A. The first child-next sibling representation offers advantages such as reduced space complexity, efficient traversal, simplified insertions and deletions, better cache performance, and dynamic sibling management.
Q. Why might the naive approach be suitable for certain scenarios?
A. The naive approach can be suitable when the tree structure is relatively fixed, and memory usage is not a significant concern. In such cases, it can be straightforward to implement and work with.
Q. Can you efficiently insert or delete nodes in an N-ary tree using the first child / next sibling representation?
A. Yes, inserting or deleting nodes can be more efficient with this representation compared to the naive approach. You can easily update the parent’s “first child” and “next sibling” pointers to perform insertions and deletions without extensive pointer manipulation.
Conclusion
- N-ary Tree or Generic Tree is a tree that can have several child nodes in the range of 0 to N. For example, a 5-ary tree can have at most 5 child nodes.
- To implement the N-ary tree naive approach use an array that stores the address of all the child nodes.
- The above approach is not very space efficient as even the leaf node occupies an array with N space. Also, it is not suitable for the tree node having a varying number of child nodes.

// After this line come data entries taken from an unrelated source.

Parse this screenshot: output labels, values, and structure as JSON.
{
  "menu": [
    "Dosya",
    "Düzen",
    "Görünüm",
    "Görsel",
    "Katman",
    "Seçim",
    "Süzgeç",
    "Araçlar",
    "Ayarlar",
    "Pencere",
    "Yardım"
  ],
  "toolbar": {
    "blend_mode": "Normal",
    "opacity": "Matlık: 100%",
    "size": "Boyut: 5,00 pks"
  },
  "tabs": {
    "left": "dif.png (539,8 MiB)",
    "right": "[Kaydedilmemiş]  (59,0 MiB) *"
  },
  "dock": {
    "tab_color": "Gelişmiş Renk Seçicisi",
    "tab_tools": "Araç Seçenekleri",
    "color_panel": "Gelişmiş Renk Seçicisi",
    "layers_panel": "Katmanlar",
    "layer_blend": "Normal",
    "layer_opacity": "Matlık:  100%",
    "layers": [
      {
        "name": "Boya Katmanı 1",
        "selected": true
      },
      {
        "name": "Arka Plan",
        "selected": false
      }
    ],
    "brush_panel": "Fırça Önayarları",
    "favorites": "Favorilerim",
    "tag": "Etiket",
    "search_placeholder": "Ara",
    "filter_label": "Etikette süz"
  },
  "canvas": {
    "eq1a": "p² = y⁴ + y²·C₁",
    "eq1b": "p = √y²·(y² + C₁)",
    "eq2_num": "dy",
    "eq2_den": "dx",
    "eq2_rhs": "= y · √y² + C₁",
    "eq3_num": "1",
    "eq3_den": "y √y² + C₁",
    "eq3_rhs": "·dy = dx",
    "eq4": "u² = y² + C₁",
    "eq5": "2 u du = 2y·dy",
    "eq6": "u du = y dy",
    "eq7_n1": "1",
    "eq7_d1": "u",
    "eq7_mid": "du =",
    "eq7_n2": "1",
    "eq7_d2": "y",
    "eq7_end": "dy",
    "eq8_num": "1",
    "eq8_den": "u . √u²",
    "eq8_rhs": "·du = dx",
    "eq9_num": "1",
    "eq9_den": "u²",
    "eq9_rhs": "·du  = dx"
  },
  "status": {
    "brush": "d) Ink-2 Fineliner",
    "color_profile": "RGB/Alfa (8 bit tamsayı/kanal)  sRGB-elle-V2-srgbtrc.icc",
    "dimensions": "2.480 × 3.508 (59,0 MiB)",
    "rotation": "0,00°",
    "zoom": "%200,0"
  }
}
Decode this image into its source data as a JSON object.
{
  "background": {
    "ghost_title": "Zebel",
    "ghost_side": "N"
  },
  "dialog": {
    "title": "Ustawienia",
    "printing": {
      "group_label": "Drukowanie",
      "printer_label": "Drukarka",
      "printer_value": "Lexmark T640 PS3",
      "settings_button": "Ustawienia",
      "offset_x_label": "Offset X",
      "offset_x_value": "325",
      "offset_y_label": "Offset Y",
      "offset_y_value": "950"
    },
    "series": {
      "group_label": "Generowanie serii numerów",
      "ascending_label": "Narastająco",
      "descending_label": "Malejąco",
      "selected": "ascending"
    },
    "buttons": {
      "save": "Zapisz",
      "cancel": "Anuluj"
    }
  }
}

- Another naive approach uses LinkedList. The LinkedList will store the child nodes. This is also inefficient as to get data of a node we are required to traverse the LinkedList resulting in increased space complexity.
- Considering the drawbacks of using arrays and LinkedList, we can make use of dynamic arrays such as ArrayLists or vectors.
- But a more efficient method is using the first child / next sibling representation of the N-ary Tree.
- In this approach a node stores the data, the pointer to the first child, and the pointer to the next sibling.
- This reduces time complexity, improves space utilization, and also makes insertions and deletions faster, simpler, and in any order.